In my first reading I noted the heavy (literally!) emphasis on the hemlocks, which made me recall the ancient Greek death penalty of drinking hemlock. Then the story of Socrates’ death came to my mind. Socrates was called the Corruptor of Youth, and he was forced to either drink hemlock or go into exile from Athens. To the great dismay of his many followers, the old man in his twilight decided to drink hemlock. For me the peacocks represent Socrates’ followers, whose indefinite cry can be seen as their disagreement with his accusers, his sentence, and his decision. I remember the famous painting “The Death of Socrates” by Jacques-Louis David, which shows Socrates unrepentant about his choice, as he argued that no philosopher should fear death, and his many followers, wearing red, orange, green, yellow and blue, overcome with woe as darkness begins to creep from the corners of the image across the room. The gravity of the turning leaves and colors now could make sense as the poison may have been mixed before him, and it took slow effect. Socrates had to drink the poison and then walk around until his legs were numb, when he would lie down and let the numbness, the final dark – his night – slowly sweep over him.

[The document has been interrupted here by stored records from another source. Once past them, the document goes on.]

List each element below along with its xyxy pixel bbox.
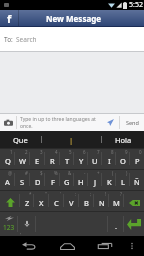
button[interactable]: '	[49, 190, 64, 211]
staticText: )	[126, 170, 128, 176]
staticText: 3	[40, 149, 43, 155]
staticText: +	[97, 170, 100, 176]
button[interactable]: 5	[60, 148, 74, 169]
button[interactable]: 0	[130, 148, 144, 169]
button[interactable]: To:	[0, 27, 144, 51]
button[interactable]: &	[60, 169, 74, 190]
button[interactable]: :	[64, 190, 79, 211]
staticText: 7	[97, 149, 100, 155]
button[interactable]: 8	[102, 148, 116, 169]
staticText: :	[75, 191, 77, 197]
staticText: To:	[4, 35, 13, 44]
button[interactable]: 3	[30, 148, 45, 169]
staticText: 6	[83, 149, 86, 155]
staticText: T	[65, 156, 70, 166]
button[interactable]: More options	[124, 236, 144, 256]
button[interactable]: 6	[74, 148, 88, 169]
staticText: Hola	[115, 135, 132, 145]
button[interactable]: Hola	[102, 131, 144, 148]
button[interactable]: .	[108, 211, 124, 236]
button[interactable]: Shift	[0, 190, 20, 211]
staticText: ?	[120, 191, 122, 197]
button[interactable]: 1	[0, 148, 15, 169]
button[interactable]: Facebook home	[0, 10, 18, 26]
staticText: J	[94, 177, 97, 187]
button[interactable]: Home	[48, 236, 86, 256]
staticText: (	[112, 170, 114, 176]
button[interactable]: Back	[9, 236, 48, 256]
staticText: |	[69, 135, 74, 145]
button[interactable]: %	[45, 169, 60, 190]
staticText: Y	[79, 156, 84, 166]
button[interactable]: Que	[0, 131, 41, 148]
button[interactable]: 4	[45, 148, 60, 169]
staticText: ;	[90, 191, 92, 197]
staticText: 123	[3, 223, 15, 232]
button[interactable]: 9	[116, 148, 130, 169]
button[interactable]: #	[15, 169, 30, 190]
staticText: !	[105, 191, 107, 197]
staticText: Q	[5, 156, 11, 166]
button[interactable]: $	[30, 169, 45, 190]
button[interactable]: Send	[120, 114, 144, 131]
staticText: Send	[126, 119, 139, 126]
staticText: I	[108, 156, 111, 166]
staticText: Type in up to three languages at once.	[20, 116, 102, 130]
button[interactable]: Ñ	[130, 169, 144, 190]
staticText: ,	[20, 229, 22, 236]
staticText: Search	[16, 35, 37, 44]
staticText: 0	[139, 149, 142, 155]
staticText: E	[35, 156, 40, 166]
staticText: A	[5, 177, 10, 187]
staticText: 4	[55, 149, 58, 155]
button[interactable]: Camera	[0, 114, 16, 131]
staticText: 2	[25, 149, 28, 155]
button[interactable]	[36, 211, 108, 236]
button[interactable]: "	[34, 190, 49, 211]
staticText: Que	[13, 135, 28, 145]
button[interactable]: +	[88, 169, 102, 190]
button[interactable]: Backspace	[124, 190, 144, 211]
button[interactable]: !	[94, 190, 109, 211]
staticText: L	[121, 177, 125, 187]
button[interactable]: -	[74, 169, 88, 190]
button[interactable]: ?	[109, 190, 124, 211]
staticText: U	[92, 156, 98, 166]
staticText: -	[84, 170, 86, 176]
staticText: D	[35, 177, 41, 187]
button[interactable]: Send sticker	[102, 114, 119, 131]
staticText: 8	[111, 149, 114, 155]
button[interactable]: 7	[88, 148, 102, 169]
staticText: V	[69, 198, 74, 208]
button[interactable]: ;	[79, 190, 94, 211]
button[interactable]: *	[20, 190, 34, 211]
staticText: 9	[125, 149, 128, 155]
button[interactable]: (	[102, 169, 116, 190]
staticText: @	[8, 170, 13, 176]
button[interactable]: Recent apps	[86, 236, 124, 256]
staticText: $	[40, 170, 43, 176]
staticText: G	[64, 177, 70, 187]
staticText: Z	[25, 198, 30, 208]
button[interactable]: 2	[15, 148, 30, 169]
staticText: S	[20, 177, 25, 187]
staticText: 1	[10, 149, 13, 155]
button[interactable]: Enter	[124, 211, 144, 236]
staticText: R	[50, 156, 55, 166]
button[interactable]: @	[0, 169, 15, 190]
staticText: W	[19, 156, 26, 166]
staticText: *	[29, 191, 32, 197]
button[interactable]: |	[42, 131, 101, 148]
staticText: 5	[69, 149, 72, 155]
staticText: 5:52	[129, 0, 143, 10]
staticText: Ñ	[134, 177, 140, 187]
staticText: .	[115, 221, 118, 231]
staticText: O	[120, 156, 126, 166]
staticText: f	[7, 11, 12, 26]
button[interactable]: Numbers and symbols	[0, 211, 18, 236]
staticText: F	[51, 177, 55, 187]
button[interactable]: Voice input	[18, 211, 36, 236]
button[interactable]: )	[116, 169, 130, 190]
staticText: #	[25, 170, 28, 176]
button[interactable]: Type in up to three languages at once.	[20, 116, 102, 130]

One can imagine Socrates suppressing his fear in the twilight, contemplating his defiance of the turning winds only to succumb to the colors of the fallen leaves repeating themselves, as he watches the planets gather in mourning while the night and the color of the heavy hemlocks stride over him, suddenly overcome with the fear and disorientation of death. And he remembers the cry of the peacocks.